Sejarah sering ditulis oleh para pemenang. Akibatnya, panggungnya penuh nama besar, lengkap dengan monumen dan prasasti.
Di belakang layar, ada cerita lain yang jarang disebut. Cerita para pahlawan kecil yang nyaris tak terdengar.
Mereka juga bertaruh nyawa. Sama beratnya. Hanya saja, nama mereka lenyap dari arsip resmi.
Ketika kisah-kisah itu muncul kembali, kita seperti sedang menatap cermin yang pahit. Cermin tentang cara bangsa ini mengenang para pendirinya.
Salah satu kisah yang menempel di benak datang dari The Sin Nio. Perempuan Tionghoa yang berani, yang mimpinya sederhana sekaligus besar: ikut memperjuangkan kemerdekaan (Historia.ID).
Masalahnya, medan perang saat itu bukan ruang yang ramah bagi perempuan. Peran dibatasi urusan rumah. Ada hambatan lain yang tak kalah berat, yaitu identitasnya sebagai keturunan Tionghoa. Kecurigaan rasial membuat posisinya rapuh sejak awal (National Geographic Indonesia).
The Sin Nio tidak mundur. Ia memilih langkah yang tak biasa, dan itu menunjukkan tekadnya yang keras.
Ia menyamar sebagai laki-laki.

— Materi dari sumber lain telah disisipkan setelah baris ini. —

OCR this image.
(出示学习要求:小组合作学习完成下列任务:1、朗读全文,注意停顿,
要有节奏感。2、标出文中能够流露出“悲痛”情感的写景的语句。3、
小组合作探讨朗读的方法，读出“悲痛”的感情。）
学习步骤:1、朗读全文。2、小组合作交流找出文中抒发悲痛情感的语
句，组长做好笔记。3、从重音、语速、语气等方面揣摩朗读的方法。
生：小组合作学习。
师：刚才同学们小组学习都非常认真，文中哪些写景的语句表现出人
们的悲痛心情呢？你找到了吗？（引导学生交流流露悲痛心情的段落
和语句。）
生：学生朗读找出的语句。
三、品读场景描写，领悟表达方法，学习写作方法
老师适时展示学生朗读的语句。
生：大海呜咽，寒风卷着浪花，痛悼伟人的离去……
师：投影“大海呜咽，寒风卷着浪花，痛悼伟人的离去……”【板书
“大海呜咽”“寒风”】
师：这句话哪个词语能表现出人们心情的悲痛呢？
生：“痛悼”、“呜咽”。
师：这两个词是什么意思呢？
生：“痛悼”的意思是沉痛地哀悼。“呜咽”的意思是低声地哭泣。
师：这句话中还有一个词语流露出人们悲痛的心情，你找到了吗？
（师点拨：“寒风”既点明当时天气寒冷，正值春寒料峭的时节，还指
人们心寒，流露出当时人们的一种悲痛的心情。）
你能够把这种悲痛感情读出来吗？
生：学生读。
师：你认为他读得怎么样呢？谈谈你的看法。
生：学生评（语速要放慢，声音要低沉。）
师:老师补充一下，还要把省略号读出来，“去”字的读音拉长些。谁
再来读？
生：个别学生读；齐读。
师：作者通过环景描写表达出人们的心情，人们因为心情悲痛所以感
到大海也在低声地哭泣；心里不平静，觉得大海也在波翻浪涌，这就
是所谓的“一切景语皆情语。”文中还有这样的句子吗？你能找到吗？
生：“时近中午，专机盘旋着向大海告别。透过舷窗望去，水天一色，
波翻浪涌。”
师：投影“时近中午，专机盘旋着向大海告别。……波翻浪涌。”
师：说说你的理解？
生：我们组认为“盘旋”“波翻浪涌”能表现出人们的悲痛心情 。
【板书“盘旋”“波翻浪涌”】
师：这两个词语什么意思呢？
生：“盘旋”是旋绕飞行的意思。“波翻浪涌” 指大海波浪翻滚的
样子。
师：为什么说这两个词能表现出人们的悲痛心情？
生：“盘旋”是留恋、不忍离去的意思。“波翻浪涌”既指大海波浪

Rambut dipangkas pendek. Dadanya dibebat agar tampak bidang.
Ia memakai nama Mochamad Moeksin. Dengan identitas baru itu ia diterima bergabung di Resimen 18 Wonosobo.
Di sana ia mengangkat senjata, ikut bertempur, lalu beralih merawat kawan-kawannya yang terluka. Semua ia lakukan untuk Indonesia merdeka (Historia.ID).
Kemerdekaan akhirnya tercapai. Perang usai. Tapi perjuangan Sin Nio belum selesai.